The need for businesses to progress through digital transformation has grown as a result of their efforts to expand into new channels while also digitizing consumer and supply-chain interactions and internal operations.

Advancing Organizations Through Digital Transformation

As a result of the pandemic, organizational leaders were urged to define and execute a strong digital transformation plan that was significantly different from before. Before the pandemic, most digital strategies churned along on annual cycles. Today, a quarter is a year and digital strategies need to be both agile and resilient.

The step change in Q2 2020 was driven by consumer necessity, not consumer desire. Organizations largely benefited from digital growth without a concerted focus on innovating in key areas that would sustain ecommerce adoption long-term. If organizations had deployed new, nimble, digital strategies 3 months into the pandemic, and subsequently in every quarter following, it’s possible to imagine that ecommerce adoption growth rates would not have regressed to pre-pandemic levels.  

Although some companies heavily invested in innovation, a recent study by McKinsey indicates that they gained much less value than anticipated. Why?

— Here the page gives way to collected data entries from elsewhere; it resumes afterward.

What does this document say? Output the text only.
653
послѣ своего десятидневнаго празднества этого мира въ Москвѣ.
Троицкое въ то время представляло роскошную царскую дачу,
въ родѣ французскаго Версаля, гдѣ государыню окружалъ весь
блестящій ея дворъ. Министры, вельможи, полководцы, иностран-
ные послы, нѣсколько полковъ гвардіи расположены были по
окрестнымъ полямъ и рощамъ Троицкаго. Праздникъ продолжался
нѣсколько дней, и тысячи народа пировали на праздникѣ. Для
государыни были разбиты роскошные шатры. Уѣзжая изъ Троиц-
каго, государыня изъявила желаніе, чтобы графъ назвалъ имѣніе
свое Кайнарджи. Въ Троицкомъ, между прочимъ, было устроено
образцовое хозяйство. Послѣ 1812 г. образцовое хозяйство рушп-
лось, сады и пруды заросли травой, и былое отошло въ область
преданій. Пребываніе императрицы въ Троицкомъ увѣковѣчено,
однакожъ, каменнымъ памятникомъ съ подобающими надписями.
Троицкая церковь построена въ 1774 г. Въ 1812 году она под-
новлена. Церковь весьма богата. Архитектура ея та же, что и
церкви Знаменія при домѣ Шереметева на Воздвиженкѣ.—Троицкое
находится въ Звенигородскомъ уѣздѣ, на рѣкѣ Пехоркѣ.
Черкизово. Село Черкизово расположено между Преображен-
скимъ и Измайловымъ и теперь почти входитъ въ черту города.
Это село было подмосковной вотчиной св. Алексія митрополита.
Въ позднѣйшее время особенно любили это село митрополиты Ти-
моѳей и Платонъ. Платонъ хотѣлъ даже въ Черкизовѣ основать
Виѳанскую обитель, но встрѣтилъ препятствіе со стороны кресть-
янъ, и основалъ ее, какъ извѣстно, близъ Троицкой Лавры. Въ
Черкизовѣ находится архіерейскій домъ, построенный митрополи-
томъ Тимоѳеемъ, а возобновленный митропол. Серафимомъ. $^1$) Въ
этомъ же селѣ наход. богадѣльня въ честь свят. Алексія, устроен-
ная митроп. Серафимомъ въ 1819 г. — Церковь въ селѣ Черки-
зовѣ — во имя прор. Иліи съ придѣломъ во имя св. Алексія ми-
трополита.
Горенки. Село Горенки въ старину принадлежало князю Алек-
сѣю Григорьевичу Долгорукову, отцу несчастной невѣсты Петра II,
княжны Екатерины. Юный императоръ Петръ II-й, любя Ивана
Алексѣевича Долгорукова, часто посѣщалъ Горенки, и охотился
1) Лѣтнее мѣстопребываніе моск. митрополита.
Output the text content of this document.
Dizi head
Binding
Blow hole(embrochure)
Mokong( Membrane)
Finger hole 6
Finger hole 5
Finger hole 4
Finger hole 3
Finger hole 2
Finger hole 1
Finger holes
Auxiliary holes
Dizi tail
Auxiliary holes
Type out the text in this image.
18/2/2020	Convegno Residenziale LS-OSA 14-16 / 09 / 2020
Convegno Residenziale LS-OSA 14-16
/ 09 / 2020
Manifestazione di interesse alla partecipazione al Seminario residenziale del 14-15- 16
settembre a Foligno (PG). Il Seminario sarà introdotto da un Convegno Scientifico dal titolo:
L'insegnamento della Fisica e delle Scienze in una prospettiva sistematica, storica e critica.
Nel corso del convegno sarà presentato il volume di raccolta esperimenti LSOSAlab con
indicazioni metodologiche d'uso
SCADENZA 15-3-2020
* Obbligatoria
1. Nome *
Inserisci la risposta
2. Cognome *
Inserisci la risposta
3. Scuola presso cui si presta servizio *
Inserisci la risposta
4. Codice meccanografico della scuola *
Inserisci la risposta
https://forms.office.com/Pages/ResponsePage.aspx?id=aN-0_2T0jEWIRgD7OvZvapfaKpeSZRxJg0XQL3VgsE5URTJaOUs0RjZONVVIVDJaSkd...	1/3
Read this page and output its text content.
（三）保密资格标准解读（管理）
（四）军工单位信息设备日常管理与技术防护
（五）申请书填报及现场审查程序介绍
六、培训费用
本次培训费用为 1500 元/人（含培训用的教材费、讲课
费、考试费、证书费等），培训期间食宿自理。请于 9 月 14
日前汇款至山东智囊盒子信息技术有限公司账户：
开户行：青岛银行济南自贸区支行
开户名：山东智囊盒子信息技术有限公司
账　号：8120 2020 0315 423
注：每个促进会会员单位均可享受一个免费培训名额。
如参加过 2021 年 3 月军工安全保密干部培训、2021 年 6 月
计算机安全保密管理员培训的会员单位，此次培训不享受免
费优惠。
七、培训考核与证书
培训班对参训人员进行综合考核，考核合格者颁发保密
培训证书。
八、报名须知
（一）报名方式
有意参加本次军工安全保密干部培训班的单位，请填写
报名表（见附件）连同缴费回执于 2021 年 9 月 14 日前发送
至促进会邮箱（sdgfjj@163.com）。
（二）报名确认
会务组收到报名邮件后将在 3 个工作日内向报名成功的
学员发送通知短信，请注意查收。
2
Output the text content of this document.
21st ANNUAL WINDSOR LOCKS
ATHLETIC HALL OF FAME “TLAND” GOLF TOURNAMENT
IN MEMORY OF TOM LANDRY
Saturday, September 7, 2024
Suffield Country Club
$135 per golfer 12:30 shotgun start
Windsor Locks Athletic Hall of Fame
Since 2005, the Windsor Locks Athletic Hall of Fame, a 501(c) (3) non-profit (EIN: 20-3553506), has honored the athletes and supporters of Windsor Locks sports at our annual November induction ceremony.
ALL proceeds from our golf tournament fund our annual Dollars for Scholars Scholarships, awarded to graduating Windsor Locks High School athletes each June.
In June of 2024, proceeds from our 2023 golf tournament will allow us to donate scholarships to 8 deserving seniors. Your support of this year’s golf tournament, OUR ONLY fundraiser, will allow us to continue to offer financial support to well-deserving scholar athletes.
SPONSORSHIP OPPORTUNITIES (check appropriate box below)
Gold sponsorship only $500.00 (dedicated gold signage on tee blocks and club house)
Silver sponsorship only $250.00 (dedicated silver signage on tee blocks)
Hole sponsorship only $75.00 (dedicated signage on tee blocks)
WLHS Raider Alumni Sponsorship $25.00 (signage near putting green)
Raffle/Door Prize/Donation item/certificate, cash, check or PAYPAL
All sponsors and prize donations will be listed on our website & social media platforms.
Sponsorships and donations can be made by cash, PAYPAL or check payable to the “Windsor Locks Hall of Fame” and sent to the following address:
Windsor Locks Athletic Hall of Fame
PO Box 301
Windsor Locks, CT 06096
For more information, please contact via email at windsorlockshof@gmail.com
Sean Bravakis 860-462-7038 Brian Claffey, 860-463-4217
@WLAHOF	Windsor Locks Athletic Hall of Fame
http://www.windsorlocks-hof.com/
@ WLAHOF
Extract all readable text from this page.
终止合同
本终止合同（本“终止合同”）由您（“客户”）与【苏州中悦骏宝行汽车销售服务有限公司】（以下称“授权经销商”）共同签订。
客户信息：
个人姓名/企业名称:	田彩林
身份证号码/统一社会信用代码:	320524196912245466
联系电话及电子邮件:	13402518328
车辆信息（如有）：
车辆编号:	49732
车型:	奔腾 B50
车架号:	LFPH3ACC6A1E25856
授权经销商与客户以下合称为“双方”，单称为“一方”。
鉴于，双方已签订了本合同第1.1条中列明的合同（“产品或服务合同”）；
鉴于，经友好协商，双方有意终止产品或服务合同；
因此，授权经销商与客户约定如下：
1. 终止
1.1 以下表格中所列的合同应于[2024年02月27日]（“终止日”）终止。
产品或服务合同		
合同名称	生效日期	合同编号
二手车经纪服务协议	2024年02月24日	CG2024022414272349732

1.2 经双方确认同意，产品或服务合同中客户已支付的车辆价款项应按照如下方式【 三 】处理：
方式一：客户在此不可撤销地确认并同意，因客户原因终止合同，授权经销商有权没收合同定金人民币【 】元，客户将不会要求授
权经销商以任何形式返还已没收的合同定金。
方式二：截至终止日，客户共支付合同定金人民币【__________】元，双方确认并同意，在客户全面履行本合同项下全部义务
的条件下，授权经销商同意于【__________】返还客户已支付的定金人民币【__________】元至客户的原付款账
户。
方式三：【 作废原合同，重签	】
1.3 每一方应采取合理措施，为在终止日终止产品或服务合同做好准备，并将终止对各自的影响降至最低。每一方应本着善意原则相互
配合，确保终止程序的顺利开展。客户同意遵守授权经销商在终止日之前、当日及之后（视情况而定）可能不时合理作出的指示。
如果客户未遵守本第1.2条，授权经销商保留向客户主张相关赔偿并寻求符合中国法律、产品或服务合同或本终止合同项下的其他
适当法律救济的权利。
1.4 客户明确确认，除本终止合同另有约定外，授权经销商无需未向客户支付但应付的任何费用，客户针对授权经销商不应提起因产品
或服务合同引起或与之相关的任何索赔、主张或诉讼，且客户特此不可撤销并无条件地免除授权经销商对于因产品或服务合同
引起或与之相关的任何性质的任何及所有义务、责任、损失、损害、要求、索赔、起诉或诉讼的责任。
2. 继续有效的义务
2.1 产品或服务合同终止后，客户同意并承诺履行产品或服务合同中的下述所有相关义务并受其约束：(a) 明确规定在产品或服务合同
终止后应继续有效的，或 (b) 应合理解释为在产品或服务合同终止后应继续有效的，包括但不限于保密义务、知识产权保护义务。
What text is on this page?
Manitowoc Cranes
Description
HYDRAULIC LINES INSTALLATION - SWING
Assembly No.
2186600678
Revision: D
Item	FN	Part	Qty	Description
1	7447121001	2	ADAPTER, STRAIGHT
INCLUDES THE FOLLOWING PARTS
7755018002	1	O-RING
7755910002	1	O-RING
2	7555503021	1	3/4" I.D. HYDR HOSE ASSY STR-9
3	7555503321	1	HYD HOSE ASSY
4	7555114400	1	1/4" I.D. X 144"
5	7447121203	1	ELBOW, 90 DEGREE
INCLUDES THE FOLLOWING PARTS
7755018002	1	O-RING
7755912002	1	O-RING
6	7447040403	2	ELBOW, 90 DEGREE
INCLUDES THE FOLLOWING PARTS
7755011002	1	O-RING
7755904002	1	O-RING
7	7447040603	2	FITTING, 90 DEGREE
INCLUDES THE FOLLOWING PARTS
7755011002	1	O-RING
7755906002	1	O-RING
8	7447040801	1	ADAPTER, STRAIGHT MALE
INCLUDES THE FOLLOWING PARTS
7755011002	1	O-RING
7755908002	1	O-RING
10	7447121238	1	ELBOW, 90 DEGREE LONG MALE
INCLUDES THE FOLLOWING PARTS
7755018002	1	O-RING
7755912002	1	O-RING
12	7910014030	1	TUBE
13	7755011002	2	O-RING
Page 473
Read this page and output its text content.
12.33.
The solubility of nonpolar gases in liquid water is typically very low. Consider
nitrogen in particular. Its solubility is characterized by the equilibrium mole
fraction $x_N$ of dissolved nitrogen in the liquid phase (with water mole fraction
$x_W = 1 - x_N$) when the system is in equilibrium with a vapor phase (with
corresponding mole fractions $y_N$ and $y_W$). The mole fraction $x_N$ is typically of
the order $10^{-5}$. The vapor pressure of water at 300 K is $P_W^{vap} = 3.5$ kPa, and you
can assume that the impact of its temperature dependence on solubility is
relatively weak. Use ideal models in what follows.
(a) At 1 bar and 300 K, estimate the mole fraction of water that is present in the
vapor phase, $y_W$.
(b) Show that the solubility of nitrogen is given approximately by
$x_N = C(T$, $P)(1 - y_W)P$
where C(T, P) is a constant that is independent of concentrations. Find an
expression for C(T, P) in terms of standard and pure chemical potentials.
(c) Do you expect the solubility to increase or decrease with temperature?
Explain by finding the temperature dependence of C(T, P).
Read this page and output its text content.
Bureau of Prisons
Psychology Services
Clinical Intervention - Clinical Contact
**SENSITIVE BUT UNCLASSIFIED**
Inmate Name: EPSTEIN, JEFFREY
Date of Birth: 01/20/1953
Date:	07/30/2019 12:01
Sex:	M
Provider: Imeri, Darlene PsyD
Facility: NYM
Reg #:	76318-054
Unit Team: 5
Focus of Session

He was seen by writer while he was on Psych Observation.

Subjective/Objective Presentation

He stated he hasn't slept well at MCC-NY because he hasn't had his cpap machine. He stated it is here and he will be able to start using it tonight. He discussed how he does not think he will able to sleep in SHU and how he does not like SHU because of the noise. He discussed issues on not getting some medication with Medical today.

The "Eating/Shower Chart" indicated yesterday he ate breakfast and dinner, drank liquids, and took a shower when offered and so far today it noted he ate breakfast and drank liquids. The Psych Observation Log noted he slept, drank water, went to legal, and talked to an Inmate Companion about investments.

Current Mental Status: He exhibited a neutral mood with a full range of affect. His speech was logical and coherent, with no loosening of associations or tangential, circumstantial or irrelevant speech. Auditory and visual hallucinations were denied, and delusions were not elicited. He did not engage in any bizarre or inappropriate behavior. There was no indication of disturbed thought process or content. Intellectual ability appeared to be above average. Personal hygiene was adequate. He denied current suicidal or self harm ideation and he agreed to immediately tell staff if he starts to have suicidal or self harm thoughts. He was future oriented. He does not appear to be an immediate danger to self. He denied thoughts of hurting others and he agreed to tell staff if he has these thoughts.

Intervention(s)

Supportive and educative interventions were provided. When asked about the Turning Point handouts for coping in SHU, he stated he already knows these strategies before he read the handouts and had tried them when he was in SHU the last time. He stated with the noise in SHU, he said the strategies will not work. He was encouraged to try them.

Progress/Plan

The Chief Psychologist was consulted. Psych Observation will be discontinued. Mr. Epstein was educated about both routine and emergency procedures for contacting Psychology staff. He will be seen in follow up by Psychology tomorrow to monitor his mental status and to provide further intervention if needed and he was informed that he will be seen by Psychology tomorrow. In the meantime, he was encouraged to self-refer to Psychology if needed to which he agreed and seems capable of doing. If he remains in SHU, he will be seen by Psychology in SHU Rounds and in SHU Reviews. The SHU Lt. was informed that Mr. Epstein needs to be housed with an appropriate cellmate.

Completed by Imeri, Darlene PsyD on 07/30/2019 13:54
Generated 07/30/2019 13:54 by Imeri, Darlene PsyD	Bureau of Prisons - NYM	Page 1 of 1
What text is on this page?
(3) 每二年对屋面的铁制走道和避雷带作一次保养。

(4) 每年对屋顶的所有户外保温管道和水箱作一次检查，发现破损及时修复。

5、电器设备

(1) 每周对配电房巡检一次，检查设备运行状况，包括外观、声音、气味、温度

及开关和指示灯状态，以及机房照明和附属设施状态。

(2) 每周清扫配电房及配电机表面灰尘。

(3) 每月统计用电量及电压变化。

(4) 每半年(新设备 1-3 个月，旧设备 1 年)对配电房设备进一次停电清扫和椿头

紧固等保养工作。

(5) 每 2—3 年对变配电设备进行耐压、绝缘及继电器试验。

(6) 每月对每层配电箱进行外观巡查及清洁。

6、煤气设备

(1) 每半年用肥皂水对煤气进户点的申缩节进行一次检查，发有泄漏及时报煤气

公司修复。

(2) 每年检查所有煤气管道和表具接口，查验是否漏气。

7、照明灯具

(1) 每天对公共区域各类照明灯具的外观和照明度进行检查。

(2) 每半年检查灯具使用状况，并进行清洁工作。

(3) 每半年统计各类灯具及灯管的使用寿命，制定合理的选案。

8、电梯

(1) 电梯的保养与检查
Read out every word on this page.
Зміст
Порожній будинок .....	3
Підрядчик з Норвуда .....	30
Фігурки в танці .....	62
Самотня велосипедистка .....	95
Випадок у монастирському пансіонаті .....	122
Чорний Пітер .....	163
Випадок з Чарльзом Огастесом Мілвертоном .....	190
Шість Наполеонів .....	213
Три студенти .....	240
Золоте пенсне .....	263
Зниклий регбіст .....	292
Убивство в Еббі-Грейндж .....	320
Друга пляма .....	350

A key reason is that strategies focused on cost efficiency rather than using digital tech to strategically engage with customers. Instead of using this opportunity to match a new level of digital sophistication to advance consumer desire, organizations optimized for costs as the increase in ecommerce adoption remained steadily driven by necessity.

The pandemic did not accelerate ecommerce adoption by 5 years, but it did reveal a new digital mentality in consumers and organizations that will have an effect on how we engage in commerce for years to come.. Organizations that capitalize on this time to develop digital experiences forward through technical innovation will advance consumer desire and therefore, earn their right to succeed.